The intensity of the rhetoric is partly a symptom of the large field of GOP candidates, all trying to stake out ground to prove themselves as the most patriotic and toughest on national security, said Charles Dunn, former dean of the school of government at Regent University, which was founded by Pat Robertson, an evangelist and one-time GOP presidential candidate.
“The tone is much more strident now, much less forgiving,” Dunn said.
American Muslims make up just under 1 percent of the U.S. population, Pew estimates. They come from many different backgrounds and are widely dispersed, limiting their political influence, Green said.

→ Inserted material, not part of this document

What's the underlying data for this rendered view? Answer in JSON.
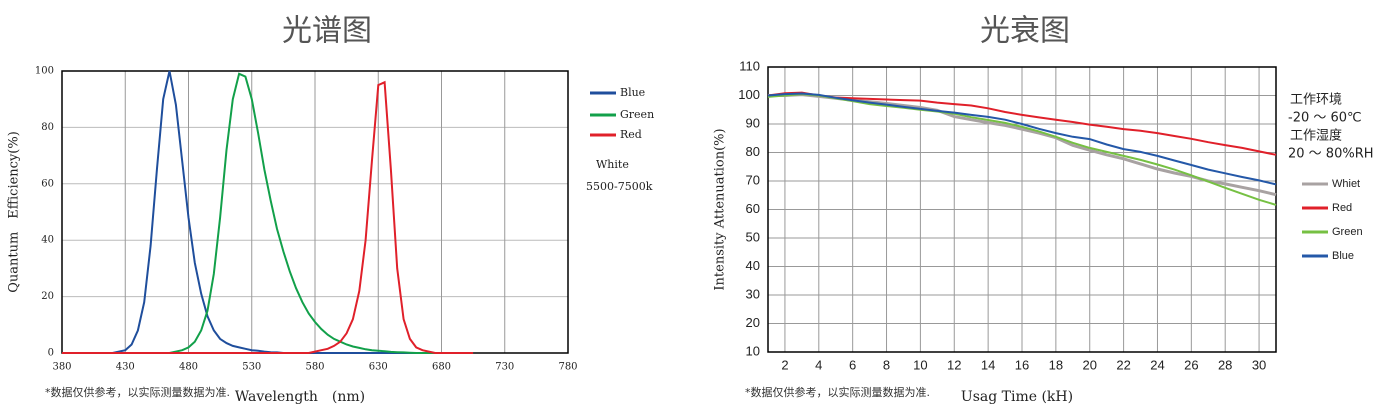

The Muslim Public Affairs Council, a policy and advocacy group based in Los Angeles, sent letters in October to all the presidential candidates asking them to attend the organization’s public policy forum. The candidates either did not respond or declined, council spokeswoman Rabiah Ahmed said.
“Over the last 10 years, the political and civic organizations for U.S. Muslims have become much better organized, but I think their voice is still fairly muted,” Green said.
Even so, some observers say the verbal attacks risk alienating larger segments of voters, particularly other immigrants worried they could be next.
Suhail Khan, who worked in a number of posts in George W. Bush’s administration and has decried criticism by Republican politicians of fellow Muslims, said: “There’s no doubt that when specific candidates, in this case Dr. Carson and Mr. Trump, think that they can narrowly attack one specific group, other Americans of various faiths and backgrounds are paying attention.”